Le quattro organizzazioni “censite” - ha ricostruito l’indagine di giugno -, si erano ormai stabilizzate da anni a Messina, in alcuni quartieri “storici” da questo punto di vista come Giostra, S. Lucia sopra Contesse e villaggio Aldisio, e in provincia in particolare a Barcellona. Potevano disporre di grosse quantità di denaro e si rifornivano “diversificando” le fonti: con la Calabria, soprattutto a San Luca e Rosarno, per la cocaina; con alcuni fornitori attivi nelle province di Napoli e Milano, nonché con la Spagna, per l’hashish; e anche con altri nei Paesi Bassi per lo spice.
L’elenco dei reati nelle tre ordinanze di custodia cautelare, centinaia di pagine, che furono siglate dai gip Eugenio Fiorentino, Simona Finocchiaro e Monia De Francesco, fu lunghissimo. Vennero contestati a vario titolo i reati di associazione finalizzata al narcotraffico, detenzione, coltivazione, cessione e traffico di sostanze stupefacenti, autoriciclaggio e porto e detenzione di armi clandestine.
L’organizzazione di Messina - quella ricompresa nell’avviso di conclusione delle indagini preliminari di cui ci occupiamo nell’articolo, notificato agli indagati in questi giorni -, era uno dei quattro gruppi più attivi nel narcotraffico. La base operativa era nel quartiere di Giostra, dove grazie alle “case fortino”, con porte blindate, telecamere e vedette con i motorini, la droga arrivava e veniva custodita per poi rifornire le varie piazze dello spaccio sia in città che in provincia, lungo la zona tirrenica e quella nebroidea.
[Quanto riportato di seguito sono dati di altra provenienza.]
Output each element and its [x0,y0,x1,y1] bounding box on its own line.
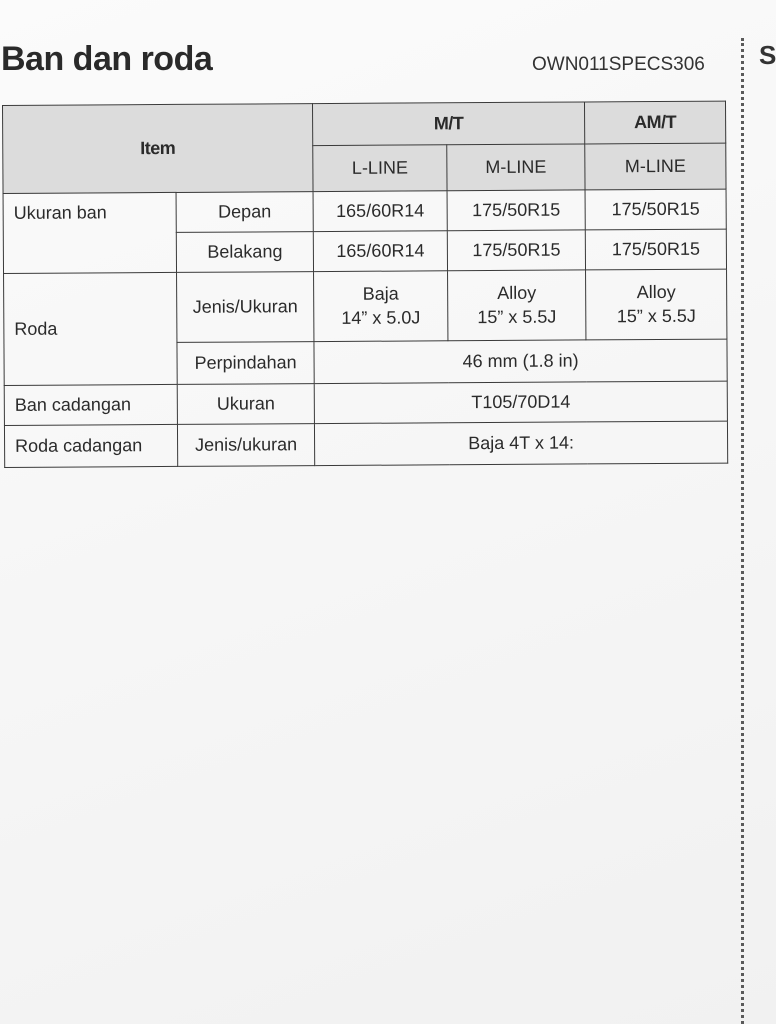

I guadagni dello spaccio a tappeto finivano in una cassa comune, e come nelle migliori tradizioni criminali dopo la quota per comprare la “roba” venivano diversificati, in parte reimpiegati per ripulirli in attività commerciale, per esempio nel settore dell’abbigliamento, e poi per mantenere le famiglie dei detenuti.